The invention further relates to a horological movement, not shown in the figures, the movement comprising a barrel and a barrel-winding device as described above.

It goes without saying that the invention is not limited to the embodiments described with reference to the figures and alternatives can be considered without leaving the scope of the invention.

Claims

1. The disengageable winding device (10) for a barrel (2) provided with a spring, comprising: a ratchet (3) mounted on a winding arbor and rigidly connected thereto, the winding arbor being an arbor for winding the barrel (2), the rotation of which winds up the barrel (2),a winding gear train (40) meshing with the ratchet (3), the rotation of the winding gear train (40) driving the rotation of the ratchet (3) and that of the winding arbor, andan actuating wheel set (31) for driving the winding gear train (40) by applying a torque to the winding gear train (40), the actuating wheel set (31) meshing with the winding gear train (40) in an engaged position, the winding gear train (40) being mounted to slide about a rotary arbor (26) out of the engaged position when the torque applied to the winding gear train (40) is substantially greater than a threshold value when the barrel (2) is fully wound up.
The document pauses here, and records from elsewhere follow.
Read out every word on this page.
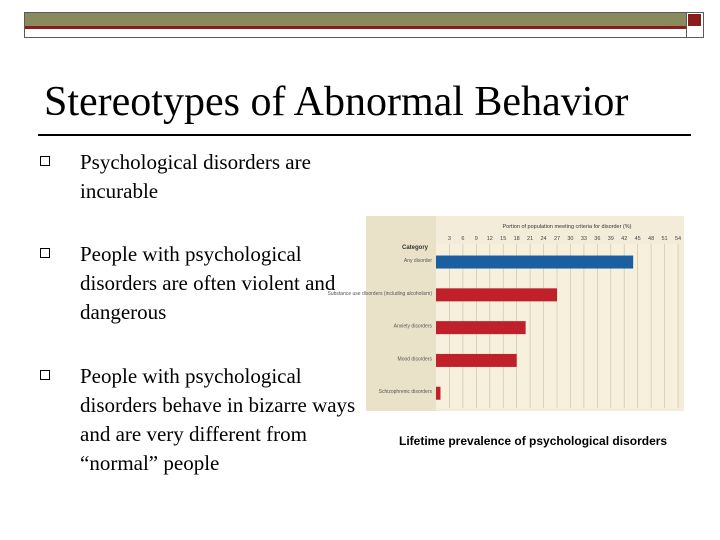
Stereotypes of Abnormal Behavior
Psychological disorders are incurable
People with psychological disorders are often violent and dangerous
People with psychological disorders behave in bizarre ways and are very different from “normal” people
Portion of population meeting criteria for disorder (%)
Category
3 6 9 12 15 18 21 24 27 30 33 36 39 42 45 48 51 54
Any disorder
Substance use disorders (including alcoholism)
Anxiety disorders
Mood disorders
Schizophrenic disorders
Lifetime prevalence of psychological disorders
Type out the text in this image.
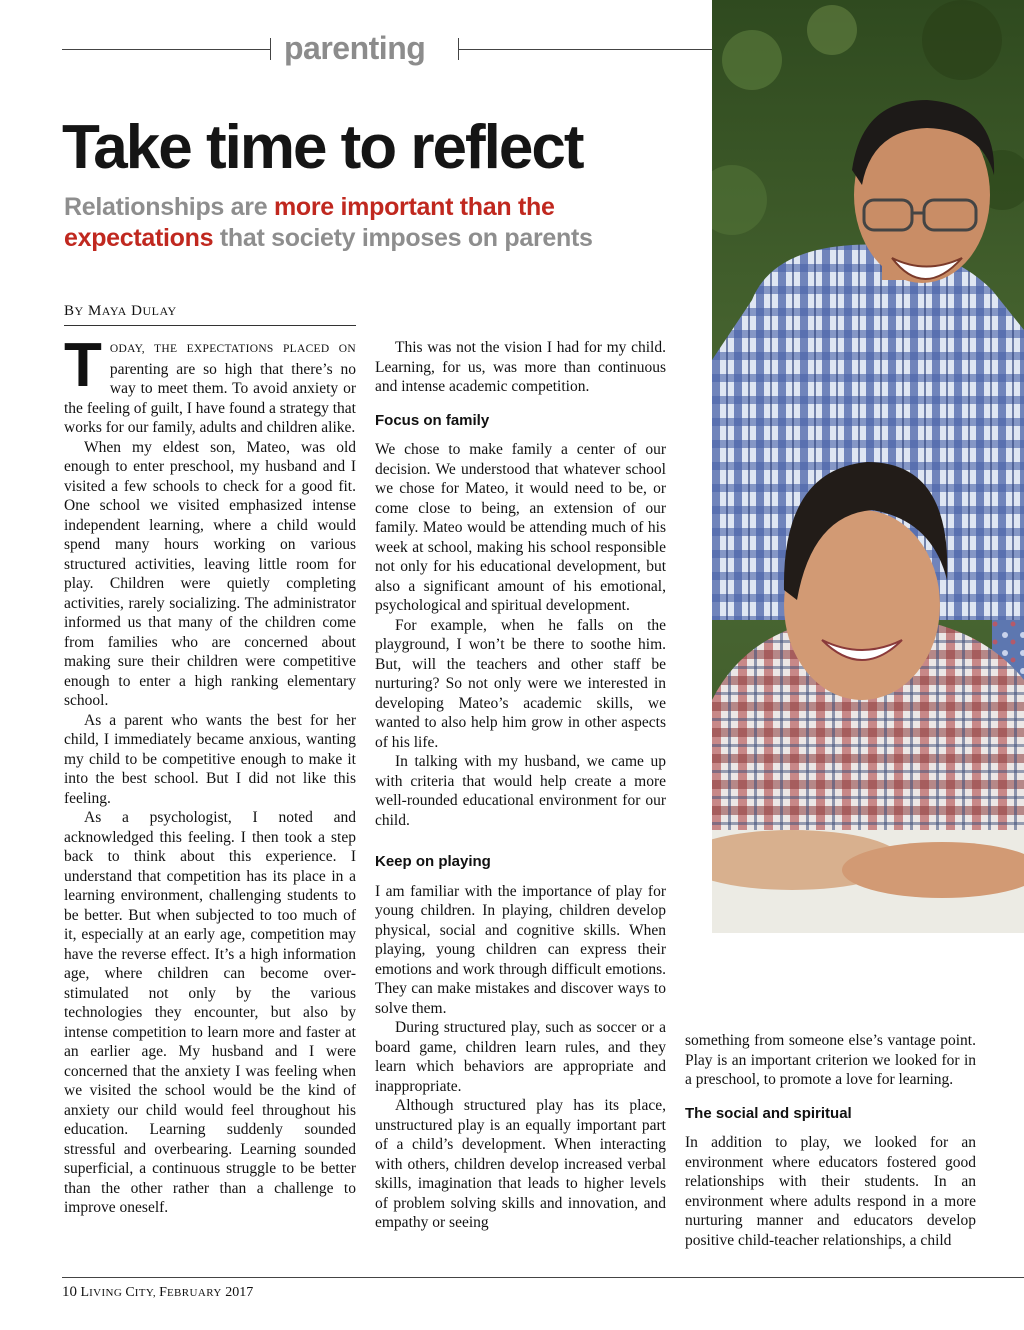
parenting
Take time to reflect
Relationships are more important than the expectations that society imposes on parents
BY MAYA DULAY

TODAY, THE EXPECTATIONS PLACED ON parenting are so high that there’s no way to meet them. To avoid anxiety or the feeling of guilt, I have found a strategy that works for our family, adults and children alike.

When my eldest son, Mateo, was old enough to enter preschool, my husband and I visited a few schools to check for a good fit. One school we visited emphasized intense independent learning, where a child would spend many hours working on various structured activities, leaving little room for play. Children were quietly completing activities, rarely socializing. The administrator informed us that many of the children come from families who are concerned about making sure their children were competitive enough to enter a high ranking elementary school.

As a parent who wants the best for her child, I immediately became anxious, wanting my child to be competitive enough to make it into the best school. But I did not like this feeling.

As a psychologist, I noted and acknowledged this feeling. I then took a step back to think about this experience. I understand that competition has its place in a learning environment, challenging students to be better. But when subjected to too much of it, especially at an early age, competition may have the reverse effect. It’s a high information age, where children can become over-stimulated not only by the various technologies they encounter, but also by intense competition to learn more and faster at an earlier age. My husband and I were concerned that the anxiety I was feeling when we visited the school would be the kind of anxiety our child would feel throughout his education. Learning suddenly sounded stressful and overbearing. Learning sounded superficial, a continuous struggle to be better than the other rather than a challenge to improve oneself.

This was not the vision I had for my child. Learning, for us, was more than continuous and intense academic competition.

Focus on family

We chose to make family a center of our decision. We understood that whatever school we chose for Mateo, it would need to be, or come close to being, an extension of our family. Mateo would be attending much of his week at school, making his school responsible not only for his educational development, but also a significant amount of his emotional, psychological and spiritual development.

For example, when he falls on the playground, I won’t be there to soothe him. But, will the teachers and other staff be nurturing? So not only were we interested in developing Mateo’s academic skills, we wanted to also help him grow in other aspects of his life.

In talking with my husband, we came up with criteria that would help create a more well-rounded educational environment for our child.

Keep on playing

I am familiar with the importance of play for young children. In playing, children develop physical, social and cognitive skills. When playing, young children can express their emotions and work through difficult emotions. They can make mistakes and discover ways to solve them.

During structured play, such as soccer or a board game, children learn rules, and they learn which behaviors are appropriate and inappropriate.

Although structured play has its place, unstructured play is an equally important part of a child’s development. When interacting with others, children develop increased verbal skills, imagination that leads to higher levels of problem solving skills and innovation, and empathy or seeing

something from someone else’s vantage point. Play is an important criterion we looked for in a preschool, to promote a love for learning.

The social and spiritual

In addition to play, we looked for an environment where educators fostered good relationships with their students. In an environment where adults respond in a more nurturing manner and educators develop positive child-teacher relationships, a child

10 LIVING CITY, FEBRUARY 2017
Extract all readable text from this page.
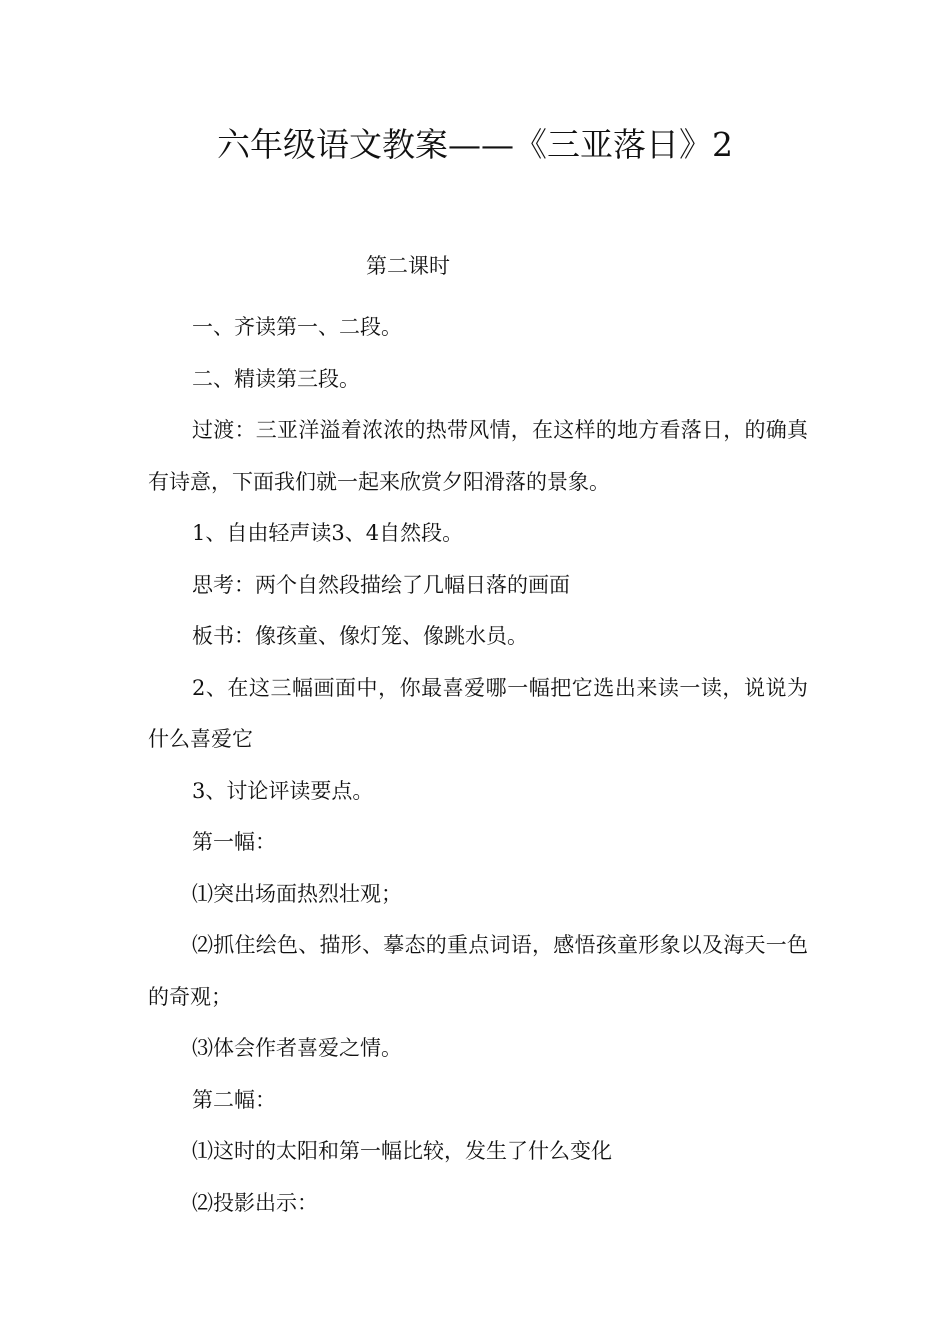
六年级语文教案——《三亚落日》2
第二课时

一、齐读第一、二段。

二、精读第三段。

过渡：三亚洋溢着浓浓的热带风情，在这样的地方看落日，的确真有诗意，下面我们就一起来欣赏夕阳滑落的景象。

1、自由轻声读3、4自然段。

思考：两个自然段描绘了几幅日落的画面

板书：像孩童、像灯笼、像跳水员。

2、在这三幅画面中，你最喜爱哪一幅把它选出来读一读，说说为什么喜爱它

3、讨论评读要点。

第一幅：

⑴突出场面热烈壮观；

⑵抓住绘色、描形、摹态的重点词语，感悟孩童形象以及海天一色的奇观；

⑶体会作者喜爱之情。

第二幅：

⑴这时的太阳和第一幅比较，发生了什么变化

⑵投影出示：
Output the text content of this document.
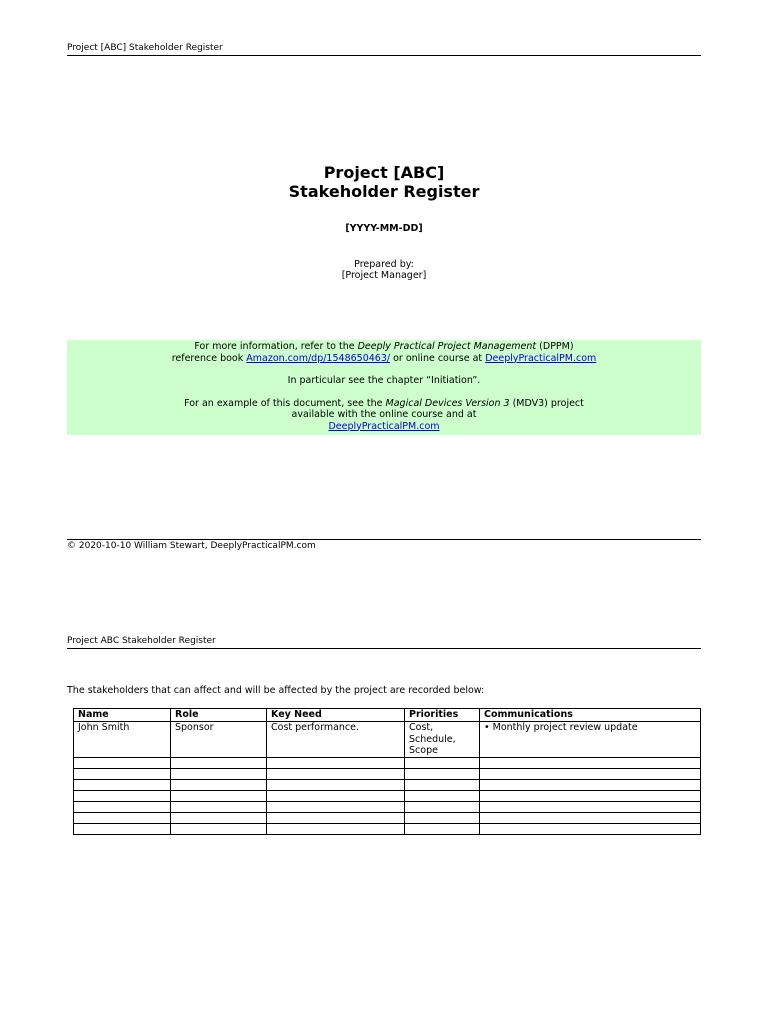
Project [ABC] Stakeholder Register
Project [ABC]
Stakeholder Register
[YYYY-MM-DD]
Prepared by:
[Project Manager]

For more information, refer to the Deeply Practical Project Management (DPPM)

reference book Amazon.com/dp/1548650463/ or online course at DeeplyPracticalPM.com

In particular see the chapter “Initiation”.

For an example of this document, see the Magical Devices Version 3 (MDV3) project

available with the online course and at

DeeplyPracticalPM.com

© 2020-10-10 William Stewart, DeeplyPracticalPM.com
Project ABC Stakeholder Register
The stakeholders that can affect and will be affected by the project are recorded below:
Name	Role	Key Need	Priorities	Communications
John Smith	Sponsor	Cost performance.	Cost,
Schedule,
Scope	• Monthly project review update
2. The winding device according to claim 1, wherein the winding gear train (40) and the actuating wheel set (31) are superimposed in the engaged position.

3. The winding device according to claim 1, wherein the actuating wheel set (31) is mounted on said rotary arbor (26) and rigidly connected thereto.

4. The winding device according to claim 1, wherein the actuating wheel set (31) does not mesh with the winding gear train (40) when the winding gear train (4) is sliding.

5. The winding device according to claim 1, further comprising return means (50) exerting an axial return force on the winding gear train (40) in the direction of the actuating wheel set (31), to hold in the engaged position.

6. The winding device according to claim 5, wherein the return means comprise a spring (30) arranged above the winding gear train (40).

7. The winding device according to claim 5, wherein the winding gear train (40) slides when the torque applied to the winding gear train (40) generates an axial force which is opposite to and greater than the force exerted by the return means (50).

8. The winding device according to claim 1, wherein the actuating wheel set (31) and the winding gear train (40) each comprise a wolf-tooth toothing (24, 25), the two wolf-tooth toothings (24, 25) cooperating with each other.

9. The winding device according to claim 8, wherein the winding gear train (40) and the actuating wheel set (31) each comprise a second radial toothing (22, 27).

10. A horological movement comprising a barrel (2) and the winding device (10) for winding the barrel (2) according to claim 1.